Michalek explained that: economies of scale drove early reductions in battery costs, but now they are all but exhausted, and we shouldn’t expect big factories or growing demand alone to make EV batteries much cheaper. Second, production process improvements have also driven cost reductions, but even a utopian production process can’t push battery prices below material costs. Third, prices can temporarily dip below costs when firms leverage subsidies, take temporary hits to establish a foothold in the market, or crosssubsidize to comply with regulation, but prices can’t stay below costs for long.

He concluded that we should, “remain skeptical about predictions of exactly how fast battery costs will drop and how quickly EVs will be adopted in the future.”  Michalek’s conclusion brings me to my first point: affordability.”

Bryce expands on EV affordability:

“In 2019, the National Bureau of Economic Research published a study that found the average household income of EV buyers was about $140,000. That’s twice the median household income in the U.S., which was nearly $69,000 in 2019. The average owner of a Tesla Model S has a household income of about $153,000”

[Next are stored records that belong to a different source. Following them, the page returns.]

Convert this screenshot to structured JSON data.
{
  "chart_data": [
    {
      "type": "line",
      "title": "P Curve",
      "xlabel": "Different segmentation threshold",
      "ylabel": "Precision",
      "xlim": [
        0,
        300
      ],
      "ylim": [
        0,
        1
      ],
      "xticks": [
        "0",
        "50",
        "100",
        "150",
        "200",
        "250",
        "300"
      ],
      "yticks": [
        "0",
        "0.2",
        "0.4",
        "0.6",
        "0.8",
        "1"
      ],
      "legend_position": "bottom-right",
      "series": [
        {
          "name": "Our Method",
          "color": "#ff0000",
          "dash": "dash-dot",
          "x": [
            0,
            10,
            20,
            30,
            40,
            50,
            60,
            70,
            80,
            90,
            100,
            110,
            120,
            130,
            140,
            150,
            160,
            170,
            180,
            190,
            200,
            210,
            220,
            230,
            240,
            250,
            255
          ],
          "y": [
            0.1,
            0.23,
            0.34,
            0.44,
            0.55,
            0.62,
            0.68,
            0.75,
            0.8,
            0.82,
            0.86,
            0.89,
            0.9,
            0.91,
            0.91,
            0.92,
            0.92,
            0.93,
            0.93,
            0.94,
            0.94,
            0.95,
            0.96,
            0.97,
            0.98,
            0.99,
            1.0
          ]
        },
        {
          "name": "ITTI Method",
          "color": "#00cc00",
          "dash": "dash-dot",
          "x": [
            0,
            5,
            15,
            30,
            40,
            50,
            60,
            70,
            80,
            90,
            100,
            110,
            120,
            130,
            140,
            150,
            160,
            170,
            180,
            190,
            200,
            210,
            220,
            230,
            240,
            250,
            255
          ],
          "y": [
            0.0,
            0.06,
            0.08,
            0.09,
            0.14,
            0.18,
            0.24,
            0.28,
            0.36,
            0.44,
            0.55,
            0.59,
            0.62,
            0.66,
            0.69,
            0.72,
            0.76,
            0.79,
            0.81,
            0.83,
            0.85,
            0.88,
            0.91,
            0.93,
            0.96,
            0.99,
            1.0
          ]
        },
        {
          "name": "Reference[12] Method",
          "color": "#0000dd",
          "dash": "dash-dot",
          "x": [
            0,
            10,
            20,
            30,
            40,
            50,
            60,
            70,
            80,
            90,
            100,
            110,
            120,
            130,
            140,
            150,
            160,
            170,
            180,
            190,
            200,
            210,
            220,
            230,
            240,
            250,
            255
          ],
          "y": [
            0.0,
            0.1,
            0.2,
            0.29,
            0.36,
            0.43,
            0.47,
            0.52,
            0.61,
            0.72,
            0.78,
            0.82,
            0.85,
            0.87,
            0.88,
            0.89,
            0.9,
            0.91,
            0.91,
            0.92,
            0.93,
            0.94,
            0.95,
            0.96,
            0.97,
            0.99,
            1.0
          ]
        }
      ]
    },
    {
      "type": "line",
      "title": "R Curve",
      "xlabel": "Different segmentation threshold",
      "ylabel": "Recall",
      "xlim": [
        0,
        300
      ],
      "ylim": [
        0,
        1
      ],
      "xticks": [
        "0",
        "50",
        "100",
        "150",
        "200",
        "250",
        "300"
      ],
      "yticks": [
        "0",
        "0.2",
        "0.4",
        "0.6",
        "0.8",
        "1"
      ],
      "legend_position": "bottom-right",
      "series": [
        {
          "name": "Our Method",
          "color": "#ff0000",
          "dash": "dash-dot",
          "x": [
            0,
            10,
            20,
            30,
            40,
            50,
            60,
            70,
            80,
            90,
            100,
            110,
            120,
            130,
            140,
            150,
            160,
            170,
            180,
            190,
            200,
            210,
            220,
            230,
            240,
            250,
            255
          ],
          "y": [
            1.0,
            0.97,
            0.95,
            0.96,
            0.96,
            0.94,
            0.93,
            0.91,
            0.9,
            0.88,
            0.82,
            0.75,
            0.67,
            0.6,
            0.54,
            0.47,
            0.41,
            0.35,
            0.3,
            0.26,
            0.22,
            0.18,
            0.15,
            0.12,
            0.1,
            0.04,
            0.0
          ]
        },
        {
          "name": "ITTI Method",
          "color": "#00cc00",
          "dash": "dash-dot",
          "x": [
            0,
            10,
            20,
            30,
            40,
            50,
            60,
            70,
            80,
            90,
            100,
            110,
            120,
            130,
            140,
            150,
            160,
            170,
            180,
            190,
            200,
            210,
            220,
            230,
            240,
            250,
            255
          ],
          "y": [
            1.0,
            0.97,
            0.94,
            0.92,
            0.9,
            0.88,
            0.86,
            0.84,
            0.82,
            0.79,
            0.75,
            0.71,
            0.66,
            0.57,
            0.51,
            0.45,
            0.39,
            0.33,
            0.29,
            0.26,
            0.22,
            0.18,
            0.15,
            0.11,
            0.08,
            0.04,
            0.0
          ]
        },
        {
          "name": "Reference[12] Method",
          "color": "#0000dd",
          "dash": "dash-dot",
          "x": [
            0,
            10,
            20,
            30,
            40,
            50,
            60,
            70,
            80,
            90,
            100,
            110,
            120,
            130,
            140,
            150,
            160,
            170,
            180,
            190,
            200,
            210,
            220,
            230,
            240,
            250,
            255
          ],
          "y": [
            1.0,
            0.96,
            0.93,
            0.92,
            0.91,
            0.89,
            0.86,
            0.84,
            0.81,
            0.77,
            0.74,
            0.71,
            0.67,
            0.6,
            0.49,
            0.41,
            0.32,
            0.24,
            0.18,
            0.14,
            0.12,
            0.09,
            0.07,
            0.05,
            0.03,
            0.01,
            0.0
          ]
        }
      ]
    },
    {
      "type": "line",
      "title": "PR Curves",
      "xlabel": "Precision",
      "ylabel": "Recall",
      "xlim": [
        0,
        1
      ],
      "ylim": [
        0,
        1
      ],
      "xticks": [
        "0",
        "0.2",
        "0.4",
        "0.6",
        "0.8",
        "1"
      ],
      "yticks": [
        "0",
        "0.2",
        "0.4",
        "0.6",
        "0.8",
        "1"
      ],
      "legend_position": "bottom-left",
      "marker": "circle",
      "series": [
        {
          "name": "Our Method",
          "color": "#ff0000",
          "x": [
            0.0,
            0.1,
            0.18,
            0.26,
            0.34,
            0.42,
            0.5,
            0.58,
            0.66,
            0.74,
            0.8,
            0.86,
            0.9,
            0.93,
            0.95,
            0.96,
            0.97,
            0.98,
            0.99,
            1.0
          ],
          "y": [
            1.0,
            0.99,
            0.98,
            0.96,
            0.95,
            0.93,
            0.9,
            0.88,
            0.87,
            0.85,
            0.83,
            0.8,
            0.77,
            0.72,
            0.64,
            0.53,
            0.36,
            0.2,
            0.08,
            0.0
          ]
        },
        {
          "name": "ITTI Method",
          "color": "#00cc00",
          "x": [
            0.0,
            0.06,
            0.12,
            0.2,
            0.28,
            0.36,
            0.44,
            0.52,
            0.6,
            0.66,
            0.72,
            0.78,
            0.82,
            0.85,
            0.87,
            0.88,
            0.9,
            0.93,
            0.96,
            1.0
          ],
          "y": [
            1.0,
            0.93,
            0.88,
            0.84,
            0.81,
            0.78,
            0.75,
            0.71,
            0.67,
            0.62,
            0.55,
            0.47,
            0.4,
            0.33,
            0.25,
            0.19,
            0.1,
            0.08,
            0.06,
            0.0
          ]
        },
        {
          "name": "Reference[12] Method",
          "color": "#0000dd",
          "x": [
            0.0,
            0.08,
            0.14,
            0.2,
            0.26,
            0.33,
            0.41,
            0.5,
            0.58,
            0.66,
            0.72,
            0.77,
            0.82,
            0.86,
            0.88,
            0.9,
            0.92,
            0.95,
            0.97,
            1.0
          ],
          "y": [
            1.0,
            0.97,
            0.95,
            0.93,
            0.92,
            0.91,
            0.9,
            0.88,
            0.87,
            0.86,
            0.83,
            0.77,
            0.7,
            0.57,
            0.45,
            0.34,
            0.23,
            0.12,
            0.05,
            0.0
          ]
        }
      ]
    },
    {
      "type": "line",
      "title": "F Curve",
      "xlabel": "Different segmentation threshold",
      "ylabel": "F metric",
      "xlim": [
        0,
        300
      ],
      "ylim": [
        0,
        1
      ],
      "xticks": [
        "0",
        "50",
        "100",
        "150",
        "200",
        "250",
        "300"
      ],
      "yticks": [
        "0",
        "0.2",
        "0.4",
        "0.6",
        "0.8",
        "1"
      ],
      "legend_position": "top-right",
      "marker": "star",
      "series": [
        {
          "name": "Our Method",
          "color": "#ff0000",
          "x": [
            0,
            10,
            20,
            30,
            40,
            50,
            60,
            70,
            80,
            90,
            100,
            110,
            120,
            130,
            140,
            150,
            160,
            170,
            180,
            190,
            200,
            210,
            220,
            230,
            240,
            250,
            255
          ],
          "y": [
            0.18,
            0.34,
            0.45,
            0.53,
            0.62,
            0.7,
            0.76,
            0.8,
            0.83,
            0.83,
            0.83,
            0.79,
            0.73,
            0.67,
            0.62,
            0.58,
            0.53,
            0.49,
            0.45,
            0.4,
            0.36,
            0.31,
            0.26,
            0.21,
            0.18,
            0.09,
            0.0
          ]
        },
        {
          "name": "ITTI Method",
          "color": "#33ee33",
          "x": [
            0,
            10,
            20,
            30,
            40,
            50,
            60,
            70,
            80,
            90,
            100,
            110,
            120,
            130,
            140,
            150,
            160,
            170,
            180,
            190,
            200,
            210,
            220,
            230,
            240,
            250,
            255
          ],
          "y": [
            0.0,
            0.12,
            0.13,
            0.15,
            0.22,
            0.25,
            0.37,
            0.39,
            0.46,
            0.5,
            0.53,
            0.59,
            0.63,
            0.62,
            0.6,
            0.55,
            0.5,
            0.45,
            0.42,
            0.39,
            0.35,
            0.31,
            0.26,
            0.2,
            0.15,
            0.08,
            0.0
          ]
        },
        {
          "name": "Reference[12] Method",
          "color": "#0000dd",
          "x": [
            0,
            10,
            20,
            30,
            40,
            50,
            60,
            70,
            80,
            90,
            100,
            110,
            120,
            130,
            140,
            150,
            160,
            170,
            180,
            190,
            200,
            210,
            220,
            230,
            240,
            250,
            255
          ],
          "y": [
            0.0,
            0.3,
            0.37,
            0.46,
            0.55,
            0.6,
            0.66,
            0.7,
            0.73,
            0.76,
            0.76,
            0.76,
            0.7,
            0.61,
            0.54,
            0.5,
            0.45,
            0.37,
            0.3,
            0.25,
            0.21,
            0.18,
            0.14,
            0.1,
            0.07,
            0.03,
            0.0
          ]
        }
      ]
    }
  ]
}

“Wealthy EV buyers are being subsidized by low and middle-income consumers. In 2016, two academics at the University of California at Berkeley, Severin Borenstein and Lucas W. Davis published a paper that concluded the majority of the money being collected under federal programs aimed at promoting energy efficiency and alternative transportation was going to wealthy Americans. They found “the most extreme disparity is in the program aimed at electric vehicles, where we find that the top income quintile has received about 90% of all credits.” They continued saying that taxpayers who had adjusted gross incomes “in excess of $75,000 have received…about 90% of all credit dollars aimed at electric cars.”

Bryce used the June 9 report by the California Energy Commission (CEC) for the following comments:

“Low and middle-income ratepayers will also be forced to pay for the generation capacity and grid upgrades needed to accommodate electrification of transportation. The same CEC report found that by 2030, “electricity consumption from passenger EV charging could reach about 5,500 megawatts (MW) around midnight and 4,600 MW around 10 a.m. on a typical weekday, increasing electricity demand by up to 20–25 percent at those times.” To put that 5,000 MW or so of new generation capacity in perspective, it is roughly equal to the rated output of all of California’s existing geothermal and nuclear plants, combined. It must be noted here that the state is slated to close its last remaining nuclear plant, the Diablo Canyon Power Plant, by 2025. “The California grid will have difficulty providing electricity from midnight until the early morning hours because it is heavily dependent on solar energy to meet demand. Thus, it is highly likely that to meet the power demand needed to charge EVs, the state will have to deploy more natural gas-fired capacity. The timing of EV charging will have a big effect on greenhouse gas emissions. If the state has to rely on gas-fired generators to charge EVs at night, the climate benefits of widespread EV adoption may be negated.”

Bryce notes this about California energy prices:

In 2020, California’s electricity prices jumped by 7.5%, making it the biggest price increase of any state in the country last year and nearly seven times the increase that was seen in the United States as a whole. According to data from the Energy Information Administration, the all-sector price of electricity in California last year increased to 18.15 cents per kilowatt-hour, which means that Californians are now paying about 70% more for their electricity than the U.S. average all-sector rate of 10.66 cents per kWh.

Bryce paints a realistic picture of the future if we continue down the path set out by the Biden Administration and progressive States.  The lower- and middle-income families will be paying regressive taxes in the form of higher electricity prices. if we do not resist going down the progressives’ path that might be the least of our problems.